Pichinku was inspired by loom weaving, animal husbandry, and natural dyeing, artisanal skills that have been practiced for thousands of years in the Peruvian Andes. Our work seeks to preserve these pieces of cultural heritage, and bring them into the hands of makers worldwide.
Almost everything we know about natural dyeing is thanks to the girls, who manage our harvesting, dye production and quality control. It’s knowledge that has been passed down from generation to generation. For that reason we try to only work with native plant species, assuring that at least for a while longer, these skills will not be forgotten.
We begin with base materials from the most reputable suppliers of tops and yarn in South America. Each yarn has been vetted for its provenance, treatment and certification, assuring our clients of the highest quality and environmental standards.

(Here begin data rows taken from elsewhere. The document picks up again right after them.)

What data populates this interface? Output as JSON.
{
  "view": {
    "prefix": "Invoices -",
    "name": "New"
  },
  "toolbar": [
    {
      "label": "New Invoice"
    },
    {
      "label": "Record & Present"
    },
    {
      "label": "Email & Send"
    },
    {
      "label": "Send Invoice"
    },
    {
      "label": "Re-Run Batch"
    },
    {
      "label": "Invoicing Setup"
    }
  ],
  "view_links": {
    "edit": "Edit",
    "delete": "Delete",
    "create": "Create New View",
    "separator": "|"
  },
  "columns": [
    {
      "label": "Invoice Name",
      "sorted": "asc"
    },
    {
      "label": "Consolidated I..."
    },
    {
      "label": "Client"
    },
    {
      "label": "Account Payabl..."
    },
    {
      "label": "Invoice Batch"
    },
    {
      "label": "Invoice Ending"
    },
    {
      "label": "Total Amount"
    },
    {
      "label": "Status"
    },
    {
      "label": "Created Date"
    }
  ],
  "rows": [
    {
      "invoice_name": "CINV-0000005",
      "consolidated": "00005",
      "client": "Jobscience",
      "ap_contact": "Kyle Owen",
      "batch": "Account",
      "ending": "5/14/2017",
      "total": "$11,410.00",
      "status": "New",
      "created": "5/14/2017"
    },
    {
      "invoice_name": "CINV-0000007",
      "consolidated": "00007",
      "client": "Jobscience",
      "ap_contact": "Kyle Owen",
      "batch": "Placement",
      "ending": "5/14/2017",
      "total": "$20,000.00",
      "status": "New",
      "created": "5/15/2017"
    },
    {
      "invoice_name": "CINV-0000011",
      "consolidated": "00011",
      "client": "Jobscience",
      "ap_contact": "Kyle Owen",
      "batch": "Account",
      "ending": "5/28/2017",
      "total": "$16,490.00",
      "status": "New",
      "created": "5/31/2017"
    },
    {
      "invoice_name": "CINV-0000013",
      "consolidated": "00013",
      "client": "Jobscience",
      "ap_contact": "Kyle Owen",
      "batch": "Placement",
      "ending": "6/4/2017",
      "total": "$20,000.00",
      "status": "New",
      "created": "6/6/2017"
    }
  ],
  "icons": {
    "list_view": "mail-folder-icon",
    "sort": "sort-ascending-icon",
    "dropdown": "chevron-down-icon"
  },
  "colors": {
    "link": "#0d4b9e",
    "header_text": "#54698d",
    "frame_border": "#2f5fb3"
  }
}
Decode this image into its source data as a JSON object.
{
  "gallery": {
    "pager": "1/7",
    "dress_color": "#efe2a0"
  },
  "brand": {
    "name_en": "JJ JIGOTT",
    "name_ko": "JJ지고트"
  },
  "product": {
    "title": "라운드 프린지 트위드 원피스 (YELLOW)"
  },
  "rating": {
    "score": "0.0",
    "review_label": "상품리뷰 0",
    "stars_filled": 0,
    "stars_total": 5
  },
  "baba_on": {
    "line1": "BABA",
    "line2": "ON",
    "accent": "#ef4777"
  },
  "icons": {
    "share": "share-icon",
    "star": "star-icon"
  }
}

Our dye materials are harvested according to their seasonal availability and in environmentally conscious quantities. Although some plants grow nearby to our workshop, we often travel many hours into remote corners of the neighboring valleys to find less common materials.
Some plants need to be worked while still fresh, giving us a narrow time frame for dyeing, while others can be dried and stored. All materials are prepared by hand - pounding, grinding, soaking, etc. - before being added to the dye pots, boiled and, in most cases, strained.
We do not aspire to industrial quantities, instead focusing on small batches. Even simple, less involved dyes will take at least three hours to complete before washing and drying. It’s part of our commitment to the artisanship of this work, knowing that each skein of yarn is lovingly made and totally unique.